Changes in family formation are part of a broader trend where major life events happen later. Among today’s 30-year-olds:

  • 70% live independently (down from 83% in 1984).
  • Only 48% have been married (down from 78% in 1984).
  • Only 33% own a home (down from 47% in 1984).

These shifts didn’t just start recently. Each generation since the baby boomers has reached these milestones later than the previous one.

Americans are waiting significantly longer to purchase homes. The typical first-time homebuyer is now 38 years old, compared to 33 in 2020 and an average of 31 between 1993 and 2018. This delayed homeownership creates increased rental demand, with 72% of US renters now age 30 or older—an all-time high.
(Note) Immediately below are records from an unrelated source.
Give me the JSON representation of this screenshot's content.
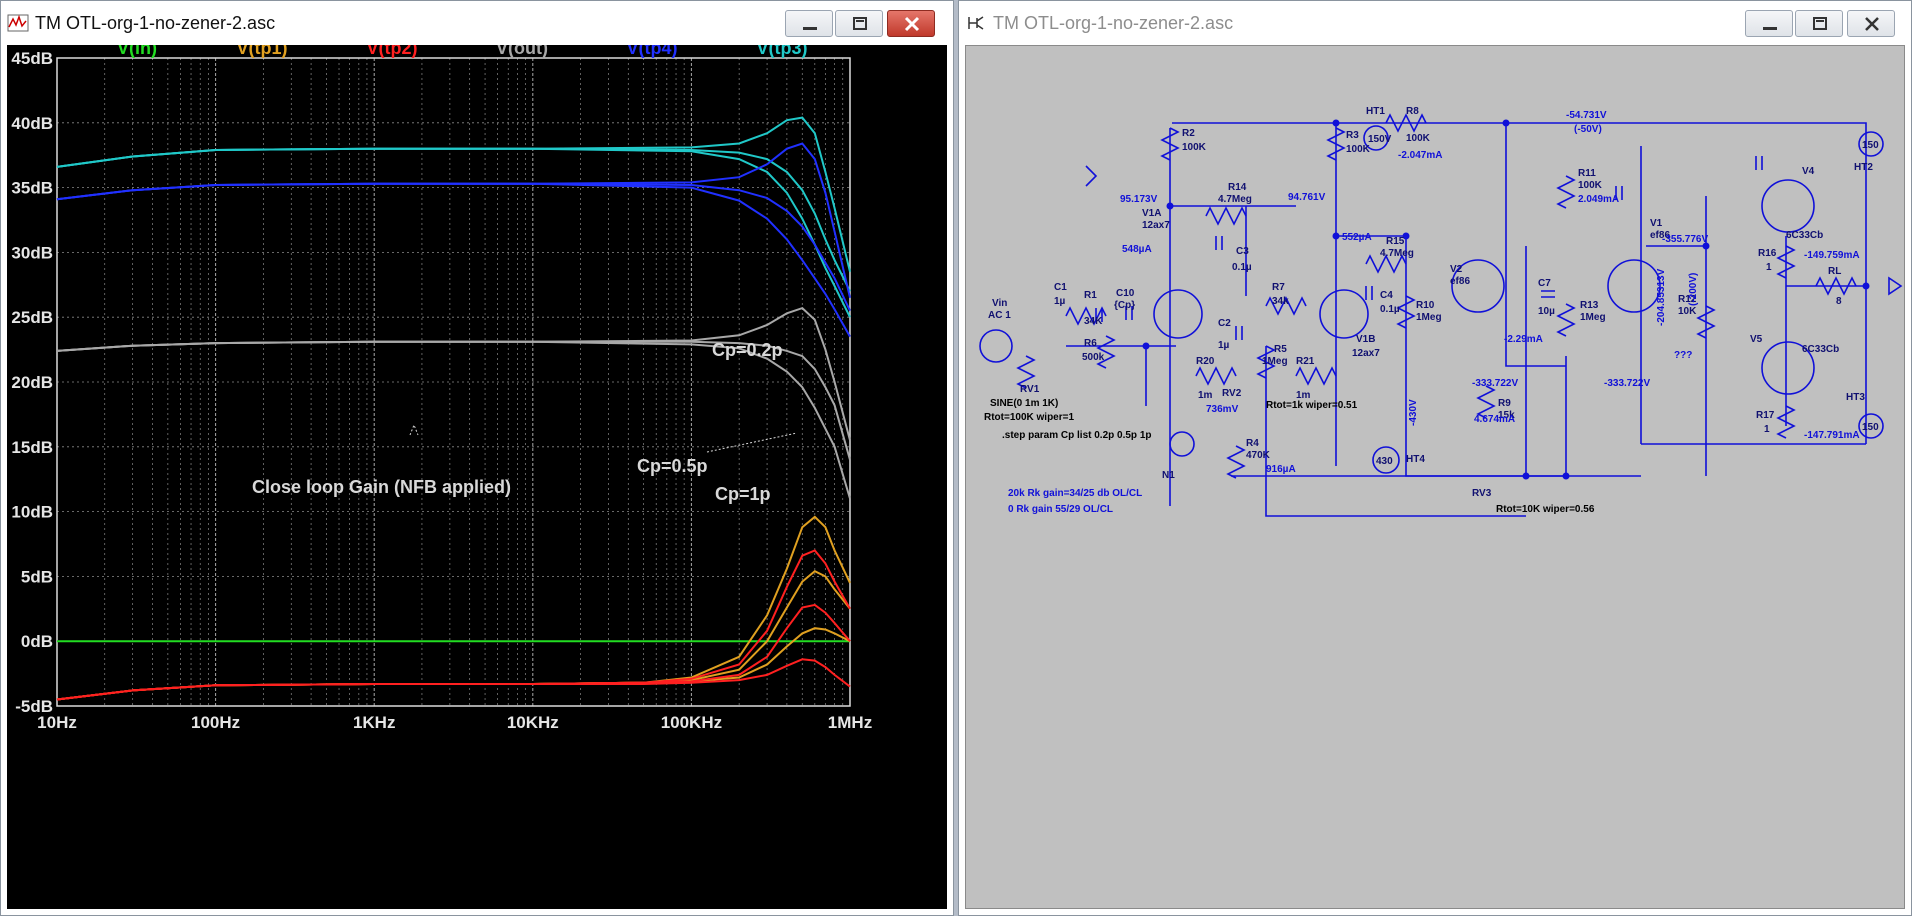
{
  "left_window": {
    "title": "TM OTL-org-1-no-zener-2.asc"
  },
  "right_window": {
    "title": "TM OTL-org-1-no-zener-2.asc"
  },
  "plot": {
    "traces": [
      {
        "name": "V(in)",
        "color": "#22dd22"
      },
      {
        "name": "V(tp1)",
        "color": "#e0a020"
      },
      {
        "name": "V(tp2)",
        "color": "#ff2020"
      },
      {
        "name": "V(out)",
        "color": "#a8a8a8"
      },
      {
        "name": "V(tp4)",
        "color": "#2030ff"
      },
      {
        "name": "V(tp3)",
        "color": "#20c8c8"
      }
    ],
    "annotations": {
      "cp02": "Cp=0.2p",
      "cp05": "Cp=0.5p",
      "cp1": "Cp=1p",
      "close_loop": "Close loop Gain (NFB applied)"
    }
  },
  "chart_data": {
    "type": "line",
    "xscale": "log",
    "xlim": [
      10,
      1000000
    ],
    "ylim": [
      -5,
      45
    ],
    "x_tick_labels": [
      "10Hz",
      "100Hz",
      "1KHz",
      "10KHz",
      "100KHz",
      "1MHz"
    ],
    "y_tick_labels": [
      "45dB",
      "40dB",
      "35dB",
      "30dB",
      "25dB",
      "20dB",
      "15dB",
      "10dB",
      "5dB",
      "0dB",
      "-5dB"
    ],
    "grid": true,
    "legend": "top",
    "series": [
      {
        "name": "V(in)",
        "color": "#22dd22",
        "curves": [
          {
            "x": [
              10,
              1000000
            ],
            "y": [
              0,
              0
            ]
          }
        ]
      },
      {
        "name": "V(tp3)",
        "color": "#20c8c8",
        "curves": [
          {
            "x": [
              10,
              30,
              100,
              1000,
              10000,
              100000,
              200000,
              300000,
              400000,
              500000,
              600000,
              700000,
              800000,
              1000000
            ],
            "y": [
              36.6,
              37.4,
              37.9,
              38,
              38,
              38.1,
              38.4,
              39.2,
              40.2,
              40.4,
              39.2,
              36.2,
              33.4,
              28.5
            ]
          },
          {
            "x": [
              10,
              30,
              100,
              1000,
              10000,
              100000,
              200000,
              300000,
              400000,
              500000,
              600000,
              700000,
              800000,
              1000000
            ],
            "y": [
              36.6,
              37.4,
              37.9,
              38,
              38,
              37.9,
              37.7,
              37.2,
              36.2,
              34.8,
              33,
              31,
              29.4,
              27
            ]
          },
          {
            "x": [
              10,
              30,
              100,
              1000,
              10000,
              100000,
              200000,
              300000,
              400000,
              500000,
              600000,
              700000,
              800000,
              1000000
            ],
            "y": [
              36.6,
              37.4,
              37.9,
              38,
              38,
              37.8,
              37.2,
              36.2,
              34.6,
              32.6,
              30.6,
              28.8,
              27.4,
              25
            ]
          }
        ]
      },
      {
        "name": "V(tp4)",
        "color": "#2030ff",
        "curves": [
          {
            "x": [
              10,
              30,
              100,
              1000,
              10000,
              100000,
              200000,
              300000,
              400000,
              500000,
              600000,
              700000,
              800000,
              1000000
            ],
            "y": [
              34.1,
              34.8,
              35.2,
              35.3,
              35.3,
              35.4,
              35.8,
              36.8,
              38,
              38.4,
              37.2,
              34.6,
              31.6,
              26.5
            ]
          },
          {
            "x": [
              10,
              30,
              100,
              1000,
              10000,
              100000,
              200000,
              300000,
              400000,
              500000,
              600000,
              700000,
              800000,
              1000000
            ],
            "y": [
              34.1,
              34.8,
              35.2,
              35.3,
              35.3,
              35.2,
              34.8,
              34.2,
              33.2,
              32,
              30.6,
              29.2,
              28,
              25.5
            ]
          },
          {
            "x": [
              10,
              30,
              100,
              1000,
              10000,
              100000,
              200000,
              300000,
              400000,
              500000,
              600000,
              700000,
              800000,
              1000000
            ],
            "y": [
              34.1,
              34.8,
              35.2,
              35.3,
              35.3,
              35,
              34,
              32.6,
              31,
              29.4,
              28,
              26.8,
              25.6,
              23.5
            ]
          }
        ]
      },
      {
        "name": "V(out)",
        "color": "#a8a8a8",
        "curves": [
          {
            "x": [
              10,
              30,
              100,
              1000,
              10000,
              100000,
              200000,
              300000,
              400000,
              500000,
              600000,
              700000,
              800000,
              1000000
            ],
            "y": [
              22.4,
              22.8,
              23,
              23.1,
              23.1,
              23.2,
              23.6,
              24.4,
              25.3,
              25.7,
              24.8,
              22.5,
              20,
              15.5
            ]
          },
          {
            "x": [
              10,
              30,
              100,
              1000,
              10000,
              100000,
              200000,
              300000,
              400000,
              500000,
              600000,
              700000,
              800000,
              1000000
            ],
            "y": [
              22.4,
              22.8,
              23,
              23.1,
              23.1,
              23.1,
              23,
              22.8,
              22.4,
              22,
              21,
              19.6,
              18.2,
              14
            ]
          },
          {
            "x": [
              10,
              30,
              100,
              1000,
              10000,
              100000,
              200000,
              300000,
              400000,
              500000,
              600000,
              700000,
              800000,
              1000000
            ],
            "y": [
              22.4,
              22.8,
              23,
              23.1,
              23.1,
              22.9,
              22.6,
              21.8,
              20.8,
              19.6,
              18,
              16.4,
              15,
              11
            ]
          }
        ]
      },
      {
        "name": "V(tp1)",
        "color": "#e0a020",
        "curves": [
          {
            "x": [
              10,
              30,
              100,
              1000,
              10000,
              50000,
              100000,
              200000,
              300000,
              400000,
              500000,
              600000,
              700000,
              800000,
              1000000
            ],
            "y": [
              -4.5,
              -3.8,
              -3.4,
              -3.3,
              -3.3,
              -3.2,
              -2.8,
              -1.2,
              2,
              5.6,
              8.8,
              9.6,
              8.8,
              7,
              4.5
            ]
          },
          {
            "x": [
              10,
              30,
              100,
              1000,
              10000,
              50000,
              100000,
              200000,
              300000,
              400000,
              500000,
              600000,
              700000,
              800000,
              1000000
            ],
            "y": [
              -4.5,
              -3.8,
              -3.4,
              -3.3,
              -3.3,
              -3.2,
              -3,
              -2.2,
              0,
              2.6,
              4.6,
              5.4,
              5,
              4,
              2.5
            ]
          },
          {
            "x": [
              10,
              30,
              100,
              1000,
              10000,
              50000,
              100000,
              200000,
              300000,
              400000,
              500000,
              600000,
              700000,
              800000,
              1000000
            ],
            "y": [
              -4.5,
              -3.8,
              -3.4,
              -3.3,
              -3.3,
              -3.2,
              -3.1,
              -2.8,
              -1.8,
              -0.4,
              0.6,
              1,
              0.9,
              0.6,
              0
            ]
          }
        ]
      },
      {
        "name": "V(tp2)",
        "color": "#ff2020",
        "curves": [
          {
            "x": [
              10,
              30,
              100,
              1000,
              10000,
              50000,
              100000,
              200000,
              300000,
              400000,
              500000,
              600000,
              700000,
              800000,
              1000000
            ],
            "y": [
              -4.5,
              -3.8,
              -3.4,
              -3.3,
              -3.3,
              -3.2,
              -2.9,
              -1.8,
              0.8,
              4.2,
              6.6,
              7,
              6,
              4.6,
              2.5
            ]
          },
          {
            "x": [
              10,
              30,
              100,
              1000,
              10000,
              50000,
              100000,
              200000,
              300000,
              400000,
              500000,
              600000,
              700000,
              800000,
              1000000
            ],
            "y": [
              -4.5,
              -3.8,
              -3.4,
              -3.3,
              -3.3,
              -3.2,
              -3.1,
              -2.6,
              -1.2,
              1,
              2.6,
              2.8,
              2.2,
              1.4,
              0
            ]
          },
          {
            "x": [
              10,
              30,
              100,
              1000,
              10000,
              50000,
              100000,
              200000,
              300000,
              400000,
              500000,
              600000,
              700000,
              800000,
              1000000
            ],
            "y": [
              -4.5,
              -3.8,
              -3.4,
              -3.3,
              -3.3,
              -3.3,
              -3.2,
              -3,
              -2.6,
              -1.9,
              -1.4,
              -1.5,
              -2,
              -2.6,
              -3.5
            ]
          }
        ]
      }
    ]
  },
  "schematic": {
    "components": [
      "HT1",
      "R8",
      "100K",
      "R2",
      "100K",
      "R3",
      "100K",
      "R14",
      "4.7Meg",
      "C3",
      "0.1µ",
      "V1A",
      "12ax7",
      "R15",
      "4.7Meg",
      "C4",
      "0.1µ",
      "V2",
      "ef86",
      "C7",
      "10µ",
      "R13",
      "1Meg",
      "V1",
      "ef86",
      "R11",
      "100K",
      "R12",
      "10K",
      "V4",
      "6C33Cb",
      "HT2",
      "150",
      "R16",
      "1",
      "RL",
      "8",
      "V5",
      "6C33Cb",
      "R17",
      "1",
      "HT3",
      "150",
      "C1",
      "1µ",
      "R1",
      "34K",
      "R6",
      "500k",
      "C10",
      "{Cp}",
      "C2",
      "1µ",
      "R7",
      "34k",
      "R5",
      "1Meg",
      "V1B",
      "12ax7",
      "R10",
      "1Meg",
      "R20",
      "1m",
      "RV2",
      "R21",
      "1m",
      "R4",
      "470K",
      "HT4",
      "430",
      "R9",
      "15k",
      "RV3",
      "RV1",
      "Vin",
      "AC 1",
      "N1",
      "150V"
    ],
    "voltages": {
      "v_54731": "-54.731V",
      "v_50": "(-50V)",
      "i_2047": "-2.047mA",
      "v_95173": "95.173V",
      "v_94761": "94.761V",
      "i_548": "548µA",
      "i_552": "552µA",
      "i_2049": "2.049mA",
      "v_355776": "-355.776V",
      "v_204853": "-204.85313V",
      "v_200": "(-200V)",
      "i_149759": "-149.759mA",
      "i_229": "-2.29mA",
      "v_333722a": "-333.722V",
      "v_333722b": "-333.722V",
      "v_430": "-430V",
      "i_4674": "4.674mA",
      "i_147791": "-147.791mA",
      "v_736": "736mV",
      "i_916": "916µA",
      "qqq": "???"
    },
    "directives": {
      "sine": "SINE(0 1m 1K)",
      "rtot1": "Rtot=100K wiper=1",
      "step": ".step param Cp list 0.2p 0.5p 1p",
      "rtot2": "Rtot=1k wiper=0.51",
      "rtot3": "Rtot=10K wiper=0.56",
      "note1": "20k Rk gain=34/25 db OL/CL",
      "note2": "0 Rk gain 55/29 OL/CL"
    }
  }
}
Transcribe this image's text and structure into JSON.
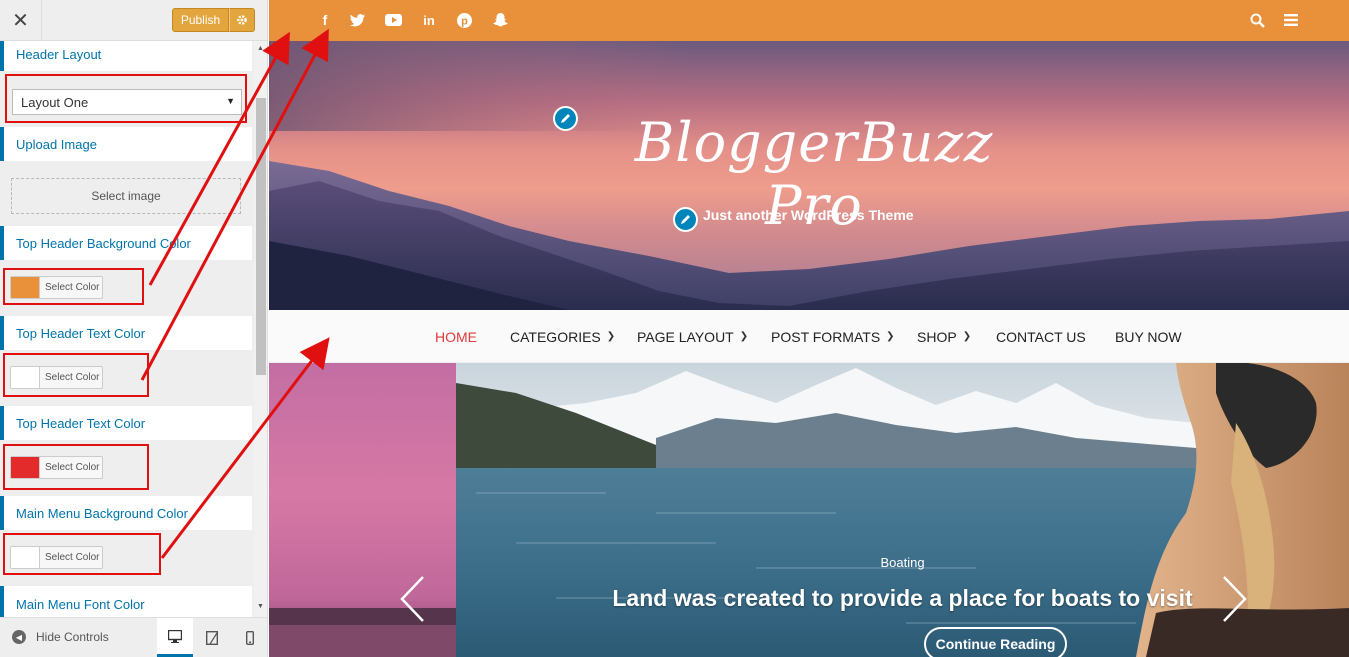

Source: John Burns Research

Multifamily Ownership Is Highly Fragmented

  • No one player owns more than 1% of U.S. apartments.
  • The top 50 owners combined own only 11% of U.S. apartments.
  • In most other major industries, a single company typically owns more market share than the top 50 largest apartment owners combined have of the apartment market.
  • The low teens ownership percentage range has been pretty stable for decades:

It’s interesting to note that while the largest apartment owners actually have fewer units than they did 11 years ago, the largest third-party property managers have growth the number of units they manage significantly.

Source: Jay Parsons

Multifamily Demand & Absorption Continue To Set Records

  • In the January to March quarter, the U.S. absorbed over 138,000 market rate apartment units, marking the highest 1st quarter demand on record.
  • Occupancy continued to tick up modestly throughout the early months of 2025 to stand at 95.2% in March. This was the highest reading seen since October 2022.
  • Effective rents grew 0.75% in March. In turn, effective rents grew 1.1% in the year-ending March 2025, which marked the highest reading since June 2023.

Source: RealPage

Multifamily Supply Volume Has Peaked

A little over 576,700 units were delivered in the year-ending 1st quarter 2025. That was slightly below the all-time peak of 585,200 units from calendar 2024. From this point on, delivery volumes are scheduled to drop off for the next few years as developers wrap up the current pipeline of projects.

Annual supply is scheduled to drop to about 431,200 units by the end of 2025. After that, deliveries are expected to fall off even further, returning to more historic norms by 2026 if current construction timetables hold.

Source: RealPage

Homeowners Need To Earn $50,000 More Than Renters To Afford Monthly Payments

Americans need to earn $116,633 per year to afford the median priced home for sale. That’s 81.8% more than the $64,160 they need to afford the typical apartment for rent—and the gap has been widening. 

The cost of buying a home is rising faster than the cost of renting, which is why there’s a growing gap between the income someone needs to afford their own home versus an apartment. The median home-sale price rose 4.5% year over year to $423,892 in February, and has been growing at roughly that pace for months.

The typical U.S. household earns an estimated $86,382—roughly $30,000 less than the income required to afford the typical home for sale. Meanwhile, the median asking rent rose just 0.2% year over year.